By | Published on Wednesday 1 June 2022

Spinrilla

Mixtape sharing platform Spinrilla and the major record companies have both provided a list of questions that they’d like to ask potential jurors as their long running copyright infringement legal battle finally heads to trial.

The majors first sued Spinrilla in the US in 2018, accusing the mixtape service of infringing their copyrights by allowing their music to be included in mixes without licence.

For its part, Spinrilla argued that it had previously had good relationships with the record companies, many of which had sought inclusions in the mixes it hosted for promotional purposes.

It also stressed that it had a system in place to respond to requests by copyright owners to have unlicensed music removed, even working with a record industry approved audio ID company in order to run that system.

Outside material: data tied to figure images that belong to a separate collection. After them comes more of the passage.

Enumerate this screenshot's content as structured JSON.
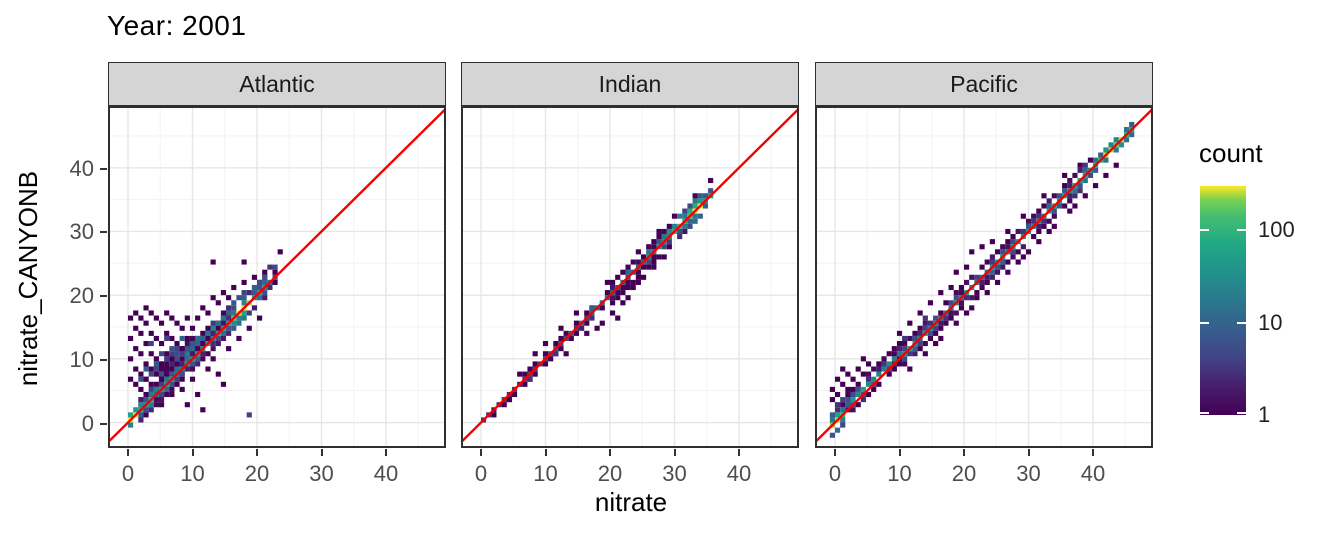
{
  "chart_data": {
    "type": "heatmap",
    "subtype": "bin2d-faceted-scatter",
    "title": "Year: 2001",
    "xlabel": "nitrate",
    "ylabel": "nitrate_CANYONB",
    "x_ticks": [
      0,
      10,
      20,
      30,
      40
    ],
    "y_ticks": [
      0,
      10,
      20,
      30,
      40
    ],
    "x_minor": [
      5,
      15,
      25,
      35,
      45
    ],
    "y_minor": [
      5,
      15,
      25,
      35,
      45
    ],
    "xlim": [
      -3.1,
      49.3
    ],
    "ylim": [
      -4.0,
      49.7
    ],
    "binwidth": 0.8,
    "grid": "on",
    "identity_line": {
      "slope": 1,
      "intercept": 0,
      "color": "#f40000"
    },
    "count_scale": {
      "min": 1,
      "max": 300,
      "transform": "log10"
    },
    "legend": {
      "title": "count",
      "position": "right",
      "tick_values": [
        100,
        10,
        1
      ],
      "tick_labels": [
        "100",
        "10",
        "1"
      ]
    },
    "colors": {
      "strip_bg": "#d5d5d5",
      "panel_border": "#2f2f2f",
      "grid_major": "#e6e6e6",
      "grid_minor": "#f3f3f3",
      "viridis_low": "#440154",
      "viridis_high": "#fde725",
      "tick_text": "#4d4d4d"
    },
    "facets": [
      {
        "label": "Atlantic",
        "diagonal_runs": [
          [
            0,
            1,
            260,
            1,
            0
          ],
          [
            2,
            4,
            70,
            2,
            0
          ],
          [
            5,
            8,
            30,
            2,
            0
          ],
          [
            9,
            12,
            24,
            2,
            0
          ],
          [
            13,
            15,
            40,
            2,
            0
          ],
          [
            16,
            19,
            60,
            2,
            0
          ],
          [
            20,
            23,
            230,
            2,
            0
          ],
          [
            24,
            26,
            40,
            2,
            0
          ],
          [
            27,
            28,
            9,
            1,
            0
          ],
          [
            11,
            19,
            10,
            1,
            2
          ],
          [
            6,
            12,
            5,
            1,
            3
          ],
          [
            3,
            9,
            3,
            0,
            5
          ]
        ],
        "bins": [
          [
            0,
            8
          ],
          [
            0,
            12
          ],
          [
            0,
            16
          ],
          [
            0,
            20
          ],
          [
            1,
            7
          ],
          [
            1,
            10
          ],
          [
            1,
            14
          ],
          [
            1,
            18
          ],
          [
            1,
            21
          ],
          [
            2,
            6
          ],
          [
            2,
            9
          ],
          [
            2,
            13
          ],
          [
            2,
            17
          ],
          [
            2,
            20
          ],
          [
            3,
            8
          ],
          [
            3,
            11
          ],
          [
            3,
            15
          ],
          [
            3,
            19
          ],
          [
            3,
            22
          ],
          [
            4,
            7
          ],
          [
            4,
            10
          ],
          [
            4,
            13
          ],
          [
            4,
            17
          ],
          [
            4,
            21
          ],
          [
            5,
            9
          ],
          [
            5,
            12
          ],
          [
            5,
            16
          ],
          [
            5,
            20
          ],
          [
            6,
            8
          ],
          [
            6,
            11
          ],
          [
            6,
            15
          ],
          [
            6,
            19
          ],
          [
            7,
            10
          ],
          [
            7,
            13
          ],
          [
            7,
            17
          ],
          [
            7,
            21
          ],
          [
            8,
            12
          ],
          [
            8,
            16
          ],
          [
            8,
            20
          ],
          [
            9,
            11
          ],
          [
            9,
            15
          ],
          [
            9,
            19
          ],
          [
            10,
            14
          ],
          [
            10,
            18
          ],
          [
            11,
            16
          ],
          [
            11,
            20
          ],
          [
            12,
            18
          ],
          [
            13,
            20
          ],
          [
            14,
            22
          ],
          [
            15,
            21
          ],
          [
            16,
            24
          ],
          [
            17,
            23
          ],
          [
            18,
            25
          ],
          [
            19,
            24
          ],
          [
            20,
            26
          ],
          [
            22,
            27
          ],
          [
            24,
            28
          ],
          [
            26,
            29
          ],
          [
            29,
            33
          ],
          [
            16,
            31
          ],
          [
            22,
            31
          ],
          [
            6,
            3
          ],
          [
            8,
            5
          ],
          [
            10,
            6
          ],
          [
            12,
            8
          ],
          [
            13,
            5
          ],
          [
            15,
            10
          ],
          [
            16,
            12
          ],
          [
            17,
            9
          ],
          [
            19,
            14
          ],
          [
            21,
            16
          ],
          [
            23,
            18
          ],
          [
            25,
            20
          ],
          [
            11,
            3
          ],
          [
            18,
            7
          ],
          [
            23,
            1,
            4
          ],
          [
            14,
            2
          ],
          [
            2,
            8,
            6
          ],
          [
            3,
            10,
            8
          ],
          [
            5,
            11,
            6
          ],
          [
            6,
            13,
            5
          ],
          [
            4,
            15,
            4
          ],
          [
            8,
            14,
            6
          ],
          [
            10,
            16,
            8
          ],
          [
            12,
            14,
            10
          ],
          [
            13,
            16,
            12
          ],
          [
            9,
            13,
            5
          ],
          [
            7,
            16,
            4
          ],
          [
            11,
            12,
            14
          ],
          [
            14,
            16,
            9
          ],
          [
            15,
            17,
            15
          ],
          [
            12,
            11,
            6
          ],
          [
            10,
            9,
            5
          ],
          [
            16,
            18,
            20
          ],
          [
            18,
            20,
            14
          ],
          [
            19,
            21,
            9
          ],
          [
            17,
            19,
            12
          ],
          [
            21,
            24,
            6
          ],
          [
            24,
            26,
            8
          ],
          [
            25,
            27,
            5
          ],
          [
            20,
            23,
            7
          ],
          [
            22,
            25,
            4
          ],
          [
            26,
            28,
            6
          ],
          [
            27,
            30,
            3
          ],
          [
            28,
            30,
            5
          ],
          [
            5,
            6,
            20
          ],
          [
            7,
            8,
            15
          ],
          [
            9,
            10,
            12
          ],
          [
            11,
            13,
            18
          ],
          [
            2,
            3,
            25
          ],
          [
            4,
            5,
            18
          ]
        ]
      },
      {
        "label": "Indian",
        "diagonal_runs": [
          [
            0,
            3,
            2,
            0,
            0
          ],
          [
            4,
            7,
            3,
            1,
            0
          ],
          [
            8,
            12,
            4,
            1,
            0
          ],
          [
            13,
            18,
            6,
            1,
            0
          ],
          [
            19,
            24,
            10,
            1,
            0
          ],
          [
            25,
            30,
            14,
            2,
            0
          ],
          [
            31,
            36,
            25,
            2,
            0
          ],
          [
            37,
            39,
            60,
            2,
            0
          ],
          [
            40,
            42,
            240,
            2,
            0
          ],
          [
            43,
            44,
            30,
            1,
            0
          ]
        ],
        "bins": [
          [
            22,
            18
          ],
          [
            23,
            19
          ],
          [
            27,
            23
          ],
          [
            28,
            24
          ],
          [
            29,
            26
          ],
          [
            20,
            17
          ],
          [
            16,
            13
          ],
          [
            25,
            21
          ],
          [
            31,
            28
          ],
          [
            33,
            30
          ],
          [
            35,
            32
          ],
          [
            26,
            20
          ],
          [
            30,
            27
          ],
          [
            10,
            13
          ],
          [
            15,
            18
          ],
          [
            24,
            27
          ],
          [
            30,
            33
          ],
          [
            34,
            37
          ],
          [
            37,
            40
          ],
          [
            44,
            47
          ],
          [
            41,
            44
          ],
          [
            18,
            21
          ],
          [
            7,
            9
          ],
          [
            12,
            15
          ],
          [
            35,
            36,
            18
          ],
          [
            38,
            40,
            20
          ],
          [
            28,
            29,
            12
          ],
          [
            21,
            22,
            8
          ],
          [
            32,
            33,
            15
          ],
          [
            40,
            41,
            80
          ],
          [
            36,
            37,
            30
          ],
          [
            42,
            43,
            40
          ],
          [
            2,
            1
          ],
          [
            5,
            4
          ],
          [
            9,
            8,
            3
          ],
          [
            14,
            13,
            3
          ]
        ]
      },
      {
        "label": "Pacific",
        "diagonal_runs": [
          [
            -1,
            1,
            240,
            2,
            0
          ],
          [
            2,
            6,
            35,
            2,
            1
          ],
          [
            7,
            12,
            22,
            2,
            1
          ],
          [
            13,
            20,
            30,
            2,
            0
          ],
          [
            21,
            30,
            26,
            2,
            0
          ],
          [
            31,
            40,
            32,
            2,
            0
          ],
          [
            41,
            49,
            48,
            2,
            0
          ],
          [
            50,
            51,
            80,
            1,
            0
          ],
          [
            52,
            55,
            170,
            1,
            0
          ],
          [
            56,
            57,
            70,
            1,
            0
          ]
        ],
        "bins": [
          [
            -1,
            4
          ],
          [
            -1,
            6
          ],
          [
            0,
            5
          ],
          [
            0,
            8
          ],
          [
            1,
            7
          ],
          [
            1,
            10
          ],
          [
            2,
            9
          ],
          [
            0,
            3,
            3
          ],
          [
            1,
            4,
            4
          ],
          [
            2,
            6
          ],
          [
            3,
            8
          ],
          [
            4,
            10
          ],
          [
            3,
            5,
            5
          ],
          [
            5,
            9
          ],
          [
            6,
            11
          ],
          [
            5,
            12
          ],
          [
            2,
            3,
            8
          ],
          [
            4,
            6,
            6
          ],
          [
            12,
            17
          ],
          [
            14,
            19
          ],
          [
            16,
            21
          ],
          [
            18,
            23
          ],
          [
            20,
            25
          ],
          [
            26,
            33
          ],
          [
            23,
            29
          ],
          [
            28,
            34
          ],
          [
            13,
            16,
            3
          ],
          [
            17,
            20,
            3
          ],
          [
            22,
            26
          ],
          [
            25,
            30
          ],
          [
            30,
            35
          ],
          [
            33,
            37
          ],
          [
            36,
            40
          ],
          [
            40,
            44
          ],
          [
            44,
            48
          ],
          [
            47,
            50
          ],
          [
            14,
            10
          ],
          [
            17,
            13
          ],
          [
            20,
            16
          ],
          [
            23,
            19
          ],
          [
            26,
            22
          ],
          [
            29,
            25
          ],
          [
            31,
            27
          ],
          [
            33,
            29
          ],
          [
            35,
            31
          ],
          [
            25,
            21
          ],
          [
            37,
            33
          ],
          [
            39,
            35
          ],
          [
            42,
            38
          ],
          [
            45,
            41
          ],
          [
            48,
            44
          ],
          [
            50,
            46
          ],
          [
            19,
            15
          ],
          [
            27,
            24
          ],
          [
            36,
            32
          ],
          [
            41,
            37
          ],
          [
            46,
            42
          ],
          [
            52,
            48
          ],
          [
            54,
            50
          ]
        ]
      }
    ]
  }
}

The latter point was part of an attempt by Spinrilla to claim protection under the good old copyright safe harbour. Such protection would mean that – while Spinrilla may have hosted user-uploaded mixes that contained unlicensed music – because it wasn’t directly involved in creating those mixes and it had a system for removing mixes at the request of copyright owners, it shouldn’t be held liable for any copyright infringement that occurred on its platform.

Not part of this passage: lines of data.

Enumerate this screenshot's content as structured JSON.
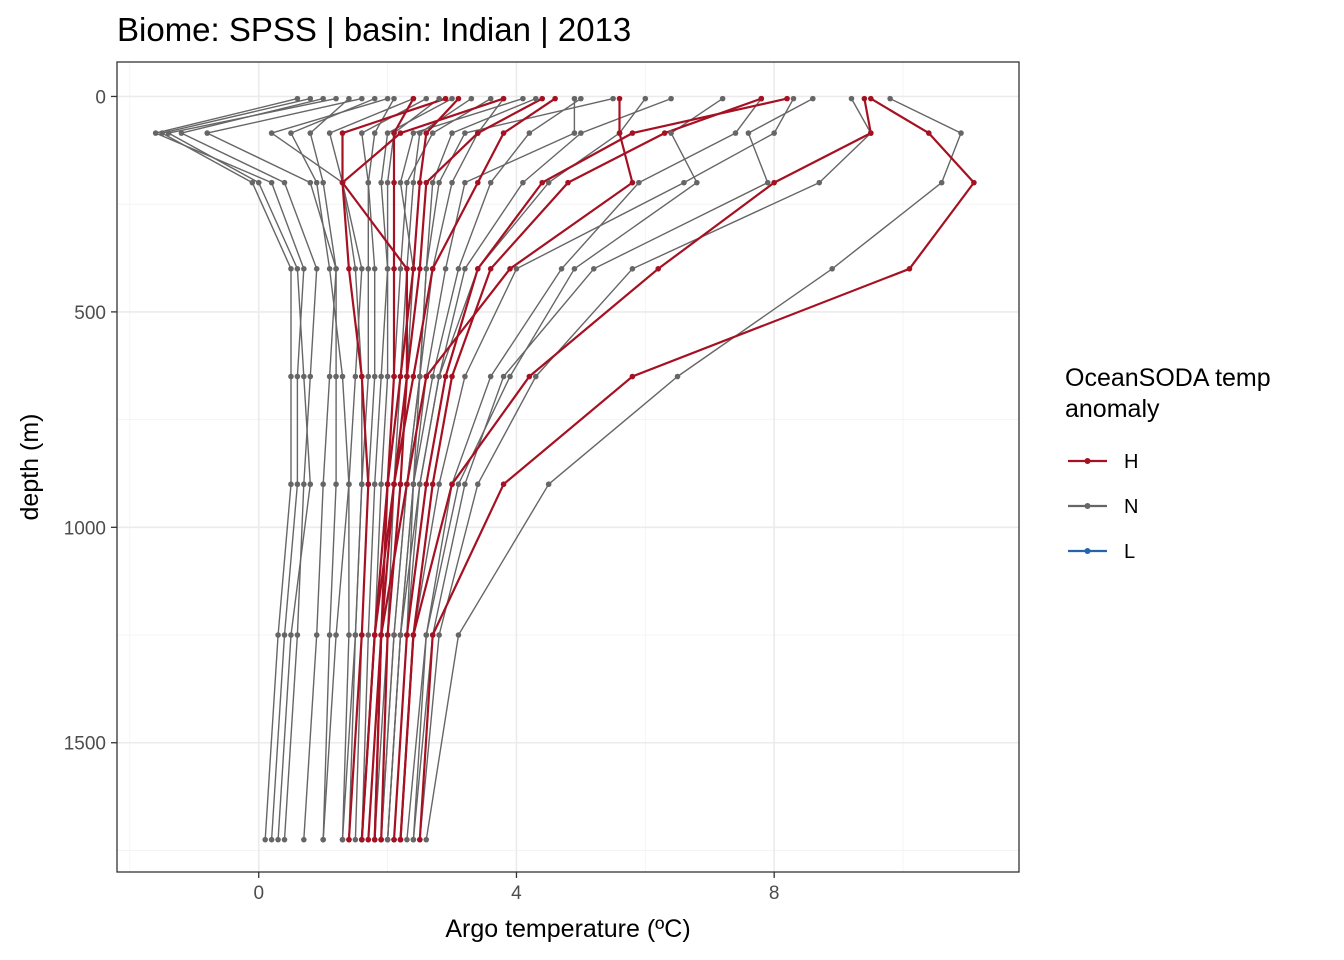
{
  "chart_data": {
    "type": "line",
    "title": "Biome: SPSS | basin: Indian  |  2013",
    "xlabel": "Argo temperature (ºC)",
    "ylabel": "depth (m)",
    "xlim": [
      -2.2,
      11.8
    ],
    "ylim": [
      1800,
      -80
    ],
    "x_ticks": [
      0,
      4,
      8
    ],
    "x_tick_labels": [
      "0",
      "4",
      "8"
    ],
    "y_ticks": [
      0,
      500,
      1000,
      1500
    ],
    "y_tick_labels": [
      "0",
      "500",
      "1000",
      "1500"
    ],
    "y_reversed": true,
    "grid": true,
    "depth_levels": [
      5,
      85,
      200,
      400,
      650,
      900,
      1250,
      1725
    ],
    "legend": {
      "title_line1": "OceanSODA temp",
      "title_line2": "anomaly",
      "position": "right",
      "entries": [
        {
          "key": "H",
          "label": "H",
          "color": "#a51122"
        },
        {
          "key": "N",
          "label": "N",
          "color": "#666666"
        },
        {
          "key": "L",
          "label": "L",
          "color": "#2166ac"
        }
      ]
    },
    "series": [
      {
        "group": "H",
        "values": [
          9.5,
          10.4,
          11.1,
          10.1,
          5.8,
          3.8,
          2.7,
          2.5
        ]
      },
      {
        "group": "H",
        "values": [
          9.4,
          9.5,
          8.0,
          6.2,
          4.2,
          3.0,
          2.4,
          2.2
        ]
      },
      {
        "group": "H",
        "values": [
          8.2,
          5.8,
          4.4,
          3.4,
          2.9,
          2.6,
          2.3,
          2.1
        ]
      },
      {
        "group": "H",
        "values": [
          7.8,
          6.3,
          4.8,
          3.6,
          3.0,
          2.7,
          2.4,
          2.2
        ]
      },
      {
        "group": "H",
        "values": [
          5.6,
          5.6,
          5.8,
          3.9,
          2.6,
          2.3,
          1.9,
          1.7
        ]
      },
      {
        "group": "H",
        "values": [
          4.6,
          3.8,
          3.4,
          2.7,
          2.4,
          2.1,
          1.8,
          1.6
        ]
      },
      {
        "group": "H",
        "values": [
          4.4,
          3.4,
          2.6,
          2.5,
          2.3,
          2.1,
          1.9,
          1.8
        ]
      },
      {
        "group": "H",
        "values": [
          3.8,
          2.2,
          1.3,
          2.3,
          2.3,
          2.2,
          2.0,
          1.9
        ]
      },
      {
        "group": "H",
        "values": [
          2.9,
          1.3,
          1.3,
          1.4,
          1.6,
          1.7,
          1.6,
          1.4
        ]
      },
      {
        "group": "H",
        "values": [
          2.4,
          2.1,
          2.1,
          2.1,
          2.1,
          2.0,
          1.9,
          1.8
        ]
      },
      {
        "group": "H",
        "values": [
          3.1,
          2.6,
          2.5,
          2.4,
          2.2,
          2.0,
          1.8,
          1.6
        ]
      },
      {
        "group": "N",
        "values": [
          9.8,
          10.9,
          10.6,
          8.9,
          6.5,
          4.5,
          3.1,
          2.6
        ]
      },
      {
        "group": "N",
        "values": [
          9.2,
          9.5,
          8.7,
          5.8,
          4.3,
          3.4,
          2.8,
          2.5
        ]
      },
      {
        "group": "N",
        "values": [
          8.6,
          7.6,
          7.9,
          5.2,
          3.8,
          3.2,
          2.7,
          2.4
        ]
      },
      {
        "group": "N",
        "values": [
          7.8,
          7.4,
          5.9,
          4.7,
          3.6,
          3.0,
          2.6,
          2.3
        ]
      },
      {
        "group": "N",
        "values": [
          7.2,
          6.4,
          6.8,
          4.9,
          3.9,
          3.1,
          2.6,
          2.4
        ]
      },
      {
        "group": "N",
        "values": [
          6.4,
          5.0,
          4.1,
          3.2,
          2.8,
          2.5,
          2.2,
          2.0
        ]
      },
      {
        "group": "N",
        "values": [
          5.5,
          3.2,
          2.8,
          2.6,
          2.5,
          2.3,
          2.1,
          1.9
        ]
      },
      {
        "group": "N",
        "values": [
          5.0,
          4.2,
          3.6,
          3.1,
          2.7,
          2.4,
          2.2,
          2.0
        ]
      },
      {
        "group": "N",
        "values": [
          4.9,
          4.9,
          3.2,
          2.9,
          2.6,
          2.4,
          2.2,
          2.0
        ]
      },
      {
        "group": "N",
        "values": [
          4.1,
          2.4,
          2.2,
          2.4,
          2.3,
          2.2,
          2.0,
          1.8
        ]
      },
      {
        "group": "N",
        "values": [
          3.6,
          2.7,
          2.3,
          2.2,
          2.1,
          2.0,
          1.9,
          1.7
        ]
      },
      {
        "group": "N",
        "values": [
          3.0,
          2.0,
          1.9,
          2.0,
          2.0,
          1.9,
          1.8,
          1.6
        ]
      },
      {
        "group": "N",
        "values": [
          2.4,
          1.1,
          1.3,
          1.5,
          1.6,
          1.6,
          1.5,
          1.4
        ]
      },
      {
        "group": "N",
        "values": [
          1.8,
          0.5,
          0.9,
          1.1,
          1.3,
          1.4,
          1.4,
          1.3
        ]
      },
      {
        "group": "N",
        "values": [
          1.2,
          -1.4,
          0.0,
          0.6,
          0.7,
          0.8,
          0.5,
          0.3
        ]
      },
      {
        "group": "N",
        "values": [
          0.8,
          -1.5,
          -0.1,
          0.5,
          0.5,
          0.5,
          0.3,
          0.1
        ]
      },
      {
        "group": "N",
        "values": [
          1.0,
          -1.2,
          0.4,
          0.9,
          0.8,
          0.7,
          0.6,
          0.4
        ]
      },
      {
        "group": "N",
        "values": [
          1.6,
          -0.8,
          0.8,
          1.2,
          1.1,
          1.0,
          0.9,
          0.7
        ]
      },
      {
        "group": "N",
        "values": [
          2.0,
          0.2,
          1.3,
          1.6,
          1.5,
          1.4,
          1.2,
          1.0
        ]
      },
      {
        "group": "N",
        "values": [
          2.6,
          1.6,
          1.7,
          1.8,
          1.8,
          1.7,
          1.6,
          1.5
        ]
      },
      {
        "group": "N",
        "values": [
          3.3,
          2.5,
          2.4,
          2.3,
          2.2,
          2.1,
          2.0,
          1.9
        ]
      },
      {
        "group": "N",
        "values": [
          4.3,
          3.0,
          2.7,
          2.6,
          2.5,
          2.4,
          2.3,
          2.1
        ]
      },
      {
        "group": "N",
        "values": [
          2.1,
          1.8,
          1.7,
          1.7,
          1.7,
          1.6,
          1.5,
          1.3
        ]
      },
      {
        "group": "N",
        "values": [
          6.0,
          5.6,
          4.5,
          3.4,
          2.8,
          2.5,
          2.3,
          2.1
        ]
      },
      {
        "group": "N",
        "values": [
          1.4,
          0.8,
          1.0,
          1.2,
          1.2,
          1.2,
          1.1,
          1.0
        ]
      },
      {
        "group": "N",
        "values": [
          3.8,
          3.4,
          3.0,
          2.7,
          2.5,
          2.3,
          2.1,
          1.9
        ]
      },
      {
        "group": "N",
        "values": [
          8.3,
          8.0,
          6.6,
          4.0,
          3.2,
          2.8,
          2.4,
          2.2
        ]
      },
      {
        "group": "N",
        "values": [
          2.8,
          2.1,
          2.0,
          2.0,
          1.9,
          1.8,
          1.7,
          1.6
        ]
      },
      {
        "group": "N",
        "values": [
          0.6,
          -1.6,
          0.2,
          0.7,
          0.6,
          0.6,
          0.4,
          0.2
        ]
      }
    ]
  }
}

However, in 2020 the judge overseeing the case ruled by summary judgement that Spinrilla could not rely on safe harbour protection because – at the point the majors went legal in 2017 – it hadn’t completed all the formalities required under the US Digital Millennium Copyright Act to qualify for such protection.

That included registering as a DMCA agent with the US Copyright Office, and having and enforcing a repeat infringer policy. The latter requirement has become a key point in many of the music industry’s lawsuits against digital companies that claim safe harbour protection when their users infringe copyright.

Despite that summary judgement regarding Spinrilla’s liabilities, there remains the question of what damages the mixtape sharing platform should pay, which is where the jury trial comes in.

Given that the labels are pushing for so called statutory damages of $150,000 per infringement – and have identified 4082 specific copyrights that were infringed – this could be another case where the majors win mega-bucks damages. So both sides are understandably keen to ensure that the right kind of jury is recruited.

With that in mind, both sides have proposed questions to ask potential jurors which were included in a court document earlier this month that was published by Torrentfreak yesterday. Both sides have also raised issues with the other side’s questions.

The labels want to know how potential jurors access music, whether they’ve ever used Spinrilla, or created a mixtape, and whether they or anyone close to them has any experience of “deejaying”. Presumably it’s assumed that mixtape-making DJs will be more sympathetic to Spinrilla than the music industry.

The labels also want to ask whether potential jurors have ever been accused of copyright infringement, whether they donate to the Electronic Frontier Foundation, and whether they “believe that artists and record labels are not entitled to earn money when people listen to their music”.

Spinrilla is actually OK with many of the labels’ questions, although not those regarding artists and labels not getting paid, reckoning that that is an attempt to condition or bias the jury against the mixtape service, and that such questions “assume an untrue fact that the artists do not get paid, suggesting there are not other ways that they do get paid”.

The labels, meanwhile, object to many of the questions that Spinrilla has proposed. Many of those questions make statements about the legal proceedings and/or defences Spinrilla is likely to present, and then basically ask “how do you feel about that?”

Those sorts of questions, argue the labels, are “entirely improper” and “transparent attempts to pre-educate the jury on defendants’ theory of the case”.

It remains to be seen how many of the proposed questions the judge hearing the case allows to be asked. Meanwhile, we are still awaiting a date for when all of this will properly get to court.